A story on women's rights in India today underlines both the importance of increased women's participation in politics and the crucial work undertaken by women's NGO's across the world (who so frequently do the work of government for them). Both The Hindu and Frontier India report today on MP Brinda Karat's ongoing struggle for a new law to combat 'honour killings' in India. In a letter to Prime Minister Manmohan Singh, Brinda Karat condemns his recent decision to refer the call for a new law to a special ministerial group, protesting that such a move will only delay action further.
Despite broad support for the proposed new law being expressed by all parties in a parliamentary discussion in 2009, no action has yet been taken. Brinda Karat recommends that the PM and his government work closely with NGO All India Democratic Women's Association, which has already created a draft law for the government's consideration.

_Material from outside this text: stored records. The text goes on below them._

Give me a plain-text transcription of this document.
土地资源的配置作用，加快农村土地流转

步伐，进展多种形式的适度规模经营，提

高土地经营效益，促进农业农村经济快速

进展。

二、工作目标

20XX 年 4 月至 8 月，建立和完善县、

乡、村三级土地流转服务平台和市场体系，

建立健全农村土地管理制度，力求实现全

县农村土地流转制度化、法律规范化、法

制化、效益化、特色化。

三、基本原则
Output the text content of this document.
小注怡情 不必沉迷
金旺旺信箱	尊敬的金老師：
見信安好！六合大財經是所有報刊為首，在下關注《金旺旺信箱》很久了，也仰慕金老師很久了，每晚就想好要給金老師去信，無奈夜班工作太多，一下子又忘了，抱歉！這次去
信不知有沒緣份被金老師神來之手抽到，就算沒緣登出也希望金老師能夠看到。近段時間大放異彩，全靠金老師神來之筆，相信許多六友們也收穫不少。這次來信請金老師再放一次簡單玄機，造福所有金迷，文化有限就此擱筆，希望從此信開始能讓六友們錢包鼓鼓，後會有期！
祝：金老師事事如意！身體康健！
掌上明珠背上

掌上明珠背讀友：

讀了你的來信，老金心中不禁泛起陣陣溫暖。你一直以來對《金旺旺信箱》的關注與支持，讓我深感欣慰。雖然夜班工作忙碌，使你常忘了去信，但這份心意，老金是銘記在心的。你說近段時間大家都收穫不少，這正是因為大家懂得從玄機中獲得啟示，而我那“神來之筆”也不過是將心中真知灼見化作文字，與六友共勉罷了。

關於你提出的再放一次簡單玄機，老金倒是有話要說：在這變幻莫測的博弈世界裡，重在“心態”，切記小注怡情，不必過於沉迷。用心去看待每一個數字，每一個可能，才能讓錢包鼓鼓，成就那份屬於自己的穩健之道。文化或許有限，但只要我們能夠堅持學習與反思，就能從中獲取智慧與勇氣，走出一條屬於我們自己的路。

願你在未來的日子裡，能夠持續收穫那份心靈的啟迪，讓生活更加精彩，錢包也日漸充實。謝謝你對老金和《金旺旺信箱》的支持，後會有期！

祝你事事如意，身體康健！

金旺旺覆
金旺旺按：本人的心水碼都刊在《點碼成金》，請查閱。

In her letter, Brinda Karat also highlights that incidences of honour killings most frequently have many other dimensions, and is often preceded by other crimes such as social and economic boycott, coercive dissolution of marriage, levelling of fines on the family of the boy and their supporters, public humiliation, and threats and harassment against relatives.
Karat believes that a lack of understanding of honour killings is behind the delay in creating a new law. “It is this flawed understanding of those charged with addressing the crime which is responsible for the misconceived piecemeal attempts for a legal framework that we see today,” she said.